L’annonce faite en juin dernier par l’Allemagne d’une plus grande exploitation des centrales à charbon ne va pas dans cette direction et contrevient à l’objectif d’abandon total du charbon d’ici à 2030 affiché par le gouvernement de coalition du Chancelier Scholz. Cette annonce a précédé d’un jour celle du gouvernement autrichien de réactivation de la centrale à charbon située à Mellach jusqu’à présent à l’arrêt, afin de pouvoir produire de l’électricité à partir du charbon si la situation l’imposait. L’Autriche est elle aussi confrontée à une diminution des livraisons de gaz russe dont elle dépend à 80%.

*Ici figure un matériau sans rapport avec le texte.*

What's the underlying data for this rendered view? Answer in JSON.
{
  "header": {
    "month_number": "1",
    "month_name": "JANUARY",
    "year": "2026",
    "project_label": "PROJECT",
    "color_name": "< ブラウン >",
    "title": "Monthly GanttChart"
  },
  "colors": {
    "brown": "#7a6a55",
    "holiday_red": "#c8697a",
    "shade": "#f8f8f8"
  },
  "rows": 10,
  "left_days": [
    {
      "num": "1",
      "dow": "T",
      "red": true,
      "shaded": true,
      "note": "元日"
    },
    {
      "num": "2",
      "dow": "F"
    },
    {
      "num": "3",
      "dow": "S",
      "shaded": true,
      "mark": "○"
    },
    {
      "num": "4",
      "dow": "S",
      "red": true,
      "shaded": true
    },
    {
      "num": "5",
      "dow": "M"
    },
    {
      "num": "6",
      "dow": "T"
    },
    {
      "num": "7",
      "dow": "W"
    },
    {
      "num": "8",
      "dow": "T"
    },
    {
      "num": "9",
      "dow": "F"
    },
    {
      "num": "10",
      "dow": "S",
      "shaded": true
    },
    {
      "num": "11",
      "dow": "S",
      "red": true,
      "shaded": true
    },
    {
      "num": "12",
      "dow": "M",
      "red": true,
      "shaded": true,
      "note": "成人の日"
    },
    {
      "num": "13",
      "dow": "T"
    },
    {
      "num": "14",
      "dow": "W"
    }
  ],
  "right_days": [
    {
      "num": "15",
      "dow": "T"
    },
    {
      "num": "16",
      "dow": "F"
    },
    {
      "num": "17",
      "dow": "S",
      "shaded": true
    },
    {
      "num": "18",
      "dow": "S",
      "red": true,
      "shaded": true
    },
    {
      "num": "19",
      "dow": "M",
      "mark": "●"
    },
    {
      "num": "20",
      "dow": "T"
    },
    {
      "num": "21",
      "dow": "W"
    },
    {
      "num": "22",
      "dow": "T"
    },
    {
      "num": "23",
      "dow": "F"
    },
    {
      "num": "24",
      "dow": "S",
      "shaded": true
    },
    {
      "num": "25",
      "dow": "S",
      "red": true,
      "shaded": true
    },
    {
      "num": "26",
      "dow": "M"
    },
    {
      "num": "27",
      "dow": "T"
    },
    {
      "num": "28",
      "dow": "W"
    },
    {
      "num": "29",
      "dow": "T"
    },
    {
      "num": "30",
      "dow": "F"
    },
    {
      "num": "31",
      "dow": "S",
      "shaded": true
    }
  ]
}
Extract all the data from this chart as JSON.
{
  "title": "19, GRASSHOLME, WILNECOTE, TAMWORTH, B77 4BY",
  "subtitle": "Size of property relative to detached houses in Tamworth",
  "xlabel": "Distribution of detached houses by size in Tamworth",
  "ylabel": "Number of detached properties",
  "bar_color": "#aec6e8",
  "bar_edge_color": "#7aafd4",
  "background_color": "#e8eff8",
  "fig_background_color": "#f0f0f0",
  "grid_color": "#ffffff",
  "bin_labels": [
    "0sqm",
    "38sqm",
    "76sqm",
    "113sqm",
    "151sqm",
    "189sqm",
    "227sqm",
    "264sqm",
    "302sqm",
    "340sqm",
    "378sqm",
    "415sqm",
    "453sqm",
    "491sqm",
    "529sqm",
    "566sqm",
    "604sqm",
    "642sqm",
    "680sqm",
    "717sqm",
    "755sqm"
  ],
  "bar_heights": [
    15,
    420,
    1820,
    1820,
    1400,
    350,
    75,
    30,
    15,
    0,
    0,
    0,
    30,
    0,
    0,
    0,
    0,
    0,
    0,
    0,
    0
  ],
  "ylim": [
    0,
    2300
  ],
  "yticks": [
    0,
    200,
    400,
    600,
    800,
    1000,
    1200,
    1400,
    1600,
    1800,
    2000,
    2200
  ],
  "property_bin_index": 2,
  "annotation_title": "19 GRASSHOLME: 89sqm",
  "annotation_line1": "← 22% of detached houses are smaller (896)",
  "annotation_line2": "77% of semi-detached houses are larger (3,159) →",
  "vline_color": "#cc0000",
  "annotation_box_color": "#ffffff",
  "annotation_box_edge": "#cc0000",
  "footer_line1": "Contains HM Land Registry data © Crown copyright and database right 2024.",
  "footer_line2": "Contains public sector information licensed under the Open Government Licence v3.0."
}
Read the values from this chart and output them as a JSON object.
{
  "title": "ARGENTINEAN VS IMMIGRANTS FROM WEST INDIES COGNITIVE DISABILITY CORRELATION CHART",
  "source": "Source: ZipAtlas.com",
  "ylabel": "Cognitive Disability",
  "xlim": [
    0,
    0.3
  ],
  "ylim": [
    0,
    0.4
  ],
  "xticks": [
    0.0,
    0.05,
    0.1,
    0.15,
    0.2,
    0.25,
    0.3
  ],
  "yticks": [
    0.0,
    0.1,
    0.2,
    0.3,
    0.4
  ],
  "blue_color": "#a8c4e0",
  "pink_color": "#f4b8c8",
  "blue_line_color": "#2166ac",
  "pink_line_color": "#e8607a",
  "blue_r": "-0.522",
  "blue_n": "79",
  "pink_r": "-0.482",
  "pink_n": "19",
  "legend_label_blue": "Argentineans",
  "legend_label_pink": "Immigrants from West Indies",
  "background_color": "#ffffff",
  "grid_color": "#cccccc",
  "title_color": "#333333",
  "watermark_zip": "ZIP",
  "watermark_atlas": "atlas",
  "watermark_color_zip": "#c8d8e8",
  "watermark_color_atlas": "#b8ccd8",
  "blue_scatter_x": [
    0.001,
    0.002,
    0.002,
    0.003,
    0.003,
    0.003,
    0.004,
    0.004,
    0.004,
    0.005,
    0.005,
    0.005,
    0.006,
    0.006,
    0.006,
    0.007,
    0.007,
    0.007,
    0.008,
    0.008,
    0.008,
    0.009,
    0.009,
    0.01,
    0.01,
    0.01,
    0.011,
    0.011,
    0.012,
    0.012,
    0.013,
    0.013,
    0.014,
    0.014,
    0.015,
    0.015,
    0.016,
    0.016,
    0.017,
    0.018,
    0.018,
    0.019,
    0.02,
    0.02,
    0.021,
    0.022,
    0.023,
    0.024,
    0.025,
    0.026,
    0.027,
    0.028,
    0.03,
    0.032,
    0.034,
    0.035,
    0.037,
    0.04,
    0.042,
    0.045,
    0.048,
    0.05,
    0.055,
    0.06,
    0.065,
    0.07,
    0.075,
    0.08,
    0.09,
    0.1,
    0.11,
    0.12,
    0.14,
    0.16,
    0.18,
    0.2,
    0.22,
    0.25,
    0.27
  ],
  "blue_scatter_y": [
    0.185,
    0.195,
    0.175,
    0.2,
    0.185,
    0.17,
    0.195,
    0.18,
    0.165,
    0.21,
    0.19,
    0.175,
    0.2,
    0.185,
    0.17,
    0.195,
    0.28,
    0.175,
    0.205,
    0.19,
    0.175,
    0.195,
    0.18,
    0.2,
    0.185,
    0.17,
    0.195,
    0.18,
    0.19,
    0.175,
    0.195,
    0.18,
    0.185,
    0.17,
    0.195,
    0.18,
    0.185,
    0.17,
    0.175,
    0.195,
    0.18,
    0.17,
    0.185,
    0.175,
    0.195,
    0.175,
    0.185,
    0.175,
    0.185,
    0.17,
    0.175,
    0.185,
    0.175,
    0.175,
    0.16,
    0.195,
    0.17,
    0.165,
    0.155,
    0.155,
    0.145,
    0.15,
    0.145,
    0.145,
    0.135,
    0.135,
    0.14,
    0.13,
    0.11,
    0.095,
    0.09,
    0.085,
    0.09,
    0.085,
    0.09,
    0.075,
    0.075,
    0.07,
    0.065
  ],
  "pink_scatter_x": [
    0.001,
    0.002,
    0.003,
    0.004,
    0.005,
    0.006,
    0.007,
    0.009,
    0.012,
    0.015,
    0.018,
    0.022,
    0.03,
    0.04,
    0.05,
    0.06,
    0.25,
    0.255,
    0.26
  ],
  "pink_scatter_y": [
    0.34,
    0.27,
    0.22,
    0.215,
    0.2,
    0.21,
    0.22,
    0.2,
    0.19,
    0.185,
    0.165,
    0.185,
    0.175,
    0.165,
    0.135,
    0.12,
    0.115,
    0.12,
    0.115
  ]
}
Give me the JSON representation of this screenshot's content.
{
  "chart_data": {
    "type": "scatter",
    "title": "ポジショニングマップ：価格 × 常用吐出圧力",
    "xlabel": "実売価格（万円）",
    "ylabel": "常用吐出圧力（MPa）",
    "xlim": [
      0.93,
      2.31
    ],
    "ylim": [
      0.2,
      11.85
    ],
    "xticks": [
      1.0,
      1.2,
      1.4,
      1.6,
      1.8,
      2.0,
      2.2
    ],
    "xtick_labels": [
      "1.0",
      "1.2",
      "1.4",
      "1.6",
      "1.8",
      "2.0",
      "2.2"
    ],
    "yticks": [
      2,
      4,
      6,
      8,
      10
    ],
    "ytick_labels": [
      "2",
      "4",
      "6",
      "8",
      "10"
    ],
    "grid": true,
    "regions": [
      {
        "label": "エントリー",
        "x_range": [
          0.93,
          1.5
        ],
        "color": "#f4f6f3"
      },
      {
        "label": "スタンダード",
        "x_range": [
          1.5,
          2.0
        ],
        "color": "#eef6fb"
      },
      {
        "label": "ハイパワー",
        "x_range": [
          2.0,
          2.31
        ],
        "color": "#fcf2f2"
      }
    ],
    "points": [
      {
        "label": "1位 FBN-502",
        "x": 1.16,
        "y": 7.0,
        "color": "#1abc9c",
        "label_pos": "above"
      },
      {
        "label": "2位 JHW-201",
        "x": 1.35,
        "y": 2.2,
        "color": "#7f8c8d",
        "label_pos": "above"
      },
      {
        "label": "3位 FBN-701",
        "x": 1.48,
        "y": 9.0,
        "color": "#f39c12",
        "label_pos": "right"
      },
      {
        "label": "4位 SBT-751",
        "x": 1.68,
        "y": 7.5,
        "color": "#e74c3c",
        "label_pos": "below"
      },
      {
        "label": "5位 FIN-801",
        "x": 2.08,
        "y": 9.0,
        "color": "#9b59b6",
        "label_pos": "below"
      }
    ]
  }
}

La France n’est pas en reste avec la loi portant mesures d’urgence pour le pouvoir d’achat adoptée début août au terme d’un débat parlementaire nourri. En réponse au risque d’un arrêt total des livraisons de gaz russe, menace qu’entretient la Russie avec la fermeture partielle du robinet du gazoduc NordStream 1, plusieurs mesures en faveur d’un recours accru aux énergies fossiles ont été intégrées au texte. La loi prévoit ainsi la possibilité de redémarrer la centrale à charbon de Saint-Avold en Lorraine, fermée depuis le mois de mars, si la situation l’imposait là encore l’hiver prochain. Elle permet par ailleurs de relever les plafonds d’émissions de gaz à effet de serre en cas de menace sur la sécurité d’approvisionnement en électricité, sous réserve toutefois de pouvoir compenser ses émissions. Afin de réduire la dépendance de la France au gaz russe, la loi permet par différentes mesures de simplification administrative d’accélérer la mise en service d’un terminal méthanier flottant dans le port du Havre à l’échéance de septembre 2023. Il n’est pas impossible que ce nouveau terminal ouvre la voie à l’importation de gaz de schiste américain, dont l’exploitation par technique de fracturation hydraulique est régulièrement dénoncée pour son impact sur l’environnement.